Abstract
This paper discusses about the adoption of International Financial Reporting Standards (IFRS) by the Nigerian financial institutions. Nigeria have been using domestic accounting standard (NGAAP) for banks and non-banks financial institutions known as Statement of Accounting Standards (SAS 10 Part 1 and SAS 15 Part 2) issued in 1990 and 1997 respectively for financial reporting. These domestic standards were adopted from International Accounting Standards (IAS 30) but have not been updated like IAS 30 as reported by the Report on Observance of Standard Codes (ROSC) of Nigeria in 2004 and 2011. The change in accounting regulations is as a result of the weaknesses of NGAAP and low disclosure requirements. IFRS reporting has more disclosures than NGAAP especially for financial institutions.

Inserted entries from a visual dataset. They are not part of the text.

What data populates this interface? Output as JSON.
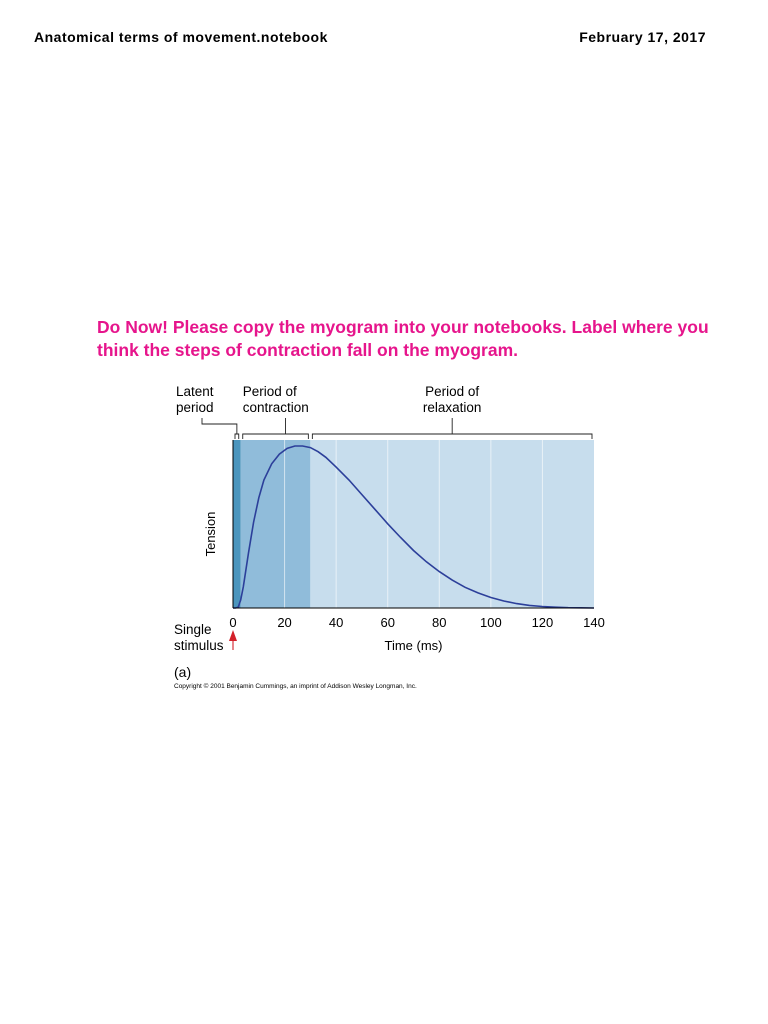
{
  "header": {
    "title": "Anatomical terms of movement.notebook",
    "date": "February 17, 2017"
  },
  "prompt": "Do Now! Please copy the myogram into your notebooks. Label where you think the steps of contraction fall on the myogram.",
  "chart_data": {
    "type": "line",
    "xlabel": "Time (ms)",
    "ylabel": "Tension",
    "xlim": [
      0,
      140
    ],
    "xticks": [
      0,
      20,
      40,
      60,
      80,
      100,
      120,
      140
    ],
    "grid": true,
    "series": [
      {
        "x": [
          0,
          1,
          2,
          3,
          4,
          6,
          8,
          10,
          12,
          15,
          18,
          21,
          24,
          27,
          30,
          33,
          36,
          40,
          45,
          50,
          55,
          60,
          65,
          70,
          75,
          80,
          85,
          90,
          95,
          100,
          105,
          110,
          115,
          120,
          125,
          130,
          135,
          140
        ],
        "y": [
          0,
          0,
          0.005,
          0.05,
          0.13,
          0.34,
          0.53,
          0.68,
          0.79,
          0.89,
          0.95,
          0.985,
          1.0,
          1.0,
          0.99,
          0.965,
          0.93,
          0.87,
          0.79,
          0.7,
          0.61,
          0.52,
          0.435,
          0.355,
          0.285,
          0.225,
          0.172,
          0.128,
          0.093,
          0.065,
          0.043,
          0.027,
          0.016,
          0.009,
          0.005,
          0.002,
          0.001,
          0
        ]
      }
    ],
    "periods": [
      {
        "label_lines": [
          "Latent",
          "period"
        ],
        "start": 0,
        "end": 3,
        "color": "#4b95bd"
      },
      {
        "label_lines": [
          "Period of",
          "contraction"
        ],
        "start": 3,
        "end": 30,
        "color": "#90bcda"
      },
      {
        "label_lines": [
          "Period of",
          "relaxation"
        ],
        "start": 30,
        "end": 140,
        "color": "#c7dded"
      }
    ],
    "stimulus_label_lines": [
      "Single",
      "stimulus"
    ],
    "panel_label": "(a)",
    "copyright": "Copyright © 2001 Benjamin Cummings, an imprint of Addison Wesley Longman, Inc.",
    "line_color": "#2c3f9a",
    "stimulus_color": "#d3202a"
  }
}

Under NGAAP financial instruments have not been classified as in IFRS. For instance, financial instruments have been classified into four under IAS 39 as; (i) recognised fair value on gain or loss in profit or loss, (ii) are measured at amortised cost for investments held-to-maturity, (iii) measured at amortised cost for loans and receivables, (iv) measured at fair value gain or loss for available-for-sale financial assets recognised in other comprehensive income. Additionally, financial liabilities have been categories into two namely; (i) measured at amortised fair value on financial liabilities through profit or loss and, (ii) measured at amortised other liabilities. Now with the mandatory adoptions of reporting under IFRS by all listed financial institutions, will the accounting disclosures be more value relevant among Nigerian financial institutions? DOI: 10.5901/mjss.2015.v6n1p409
Highlights
This study looked at the NGGAP and International Financial Reporting Standards (IFRS) adoption on the value relevance of accounting information and the differences between the two regimes
The study examined financial institutions because they are mostly affected by changes and having more disclosures under IFRS
This article pursues to improve the literature as it examined the disclosure requirements under NGAAP and IFRS
Summary
Demand for relevant accounting disclosures by users is increasing due to the growing complexity of business environments worldwide. The accounting practice in the country is found to have suffered institutional weakness and non-compliance in regulations, rules and standards enforcement in financial institutions The avoidance of these full disclosures has been attributed to the drastic fall of the Nigerian stock market which caused crisis in the financial sector as reported by the ROSC in 2011. Markets have improved on the value relevance of accounting disclosures after adoption of IFRS (Kargin, 2013; Konstantious & Athanasios, 2011; Alali & Foote, 2012). The objective of this study is to determine the disclosures under NGAAP and IFRS after the adoption of new accounting reporting. This study will examine the major improvement on disclosures from the new accounting regulations (IFRS) in comparison to NGAAP reporting among Nigerian financial institutions.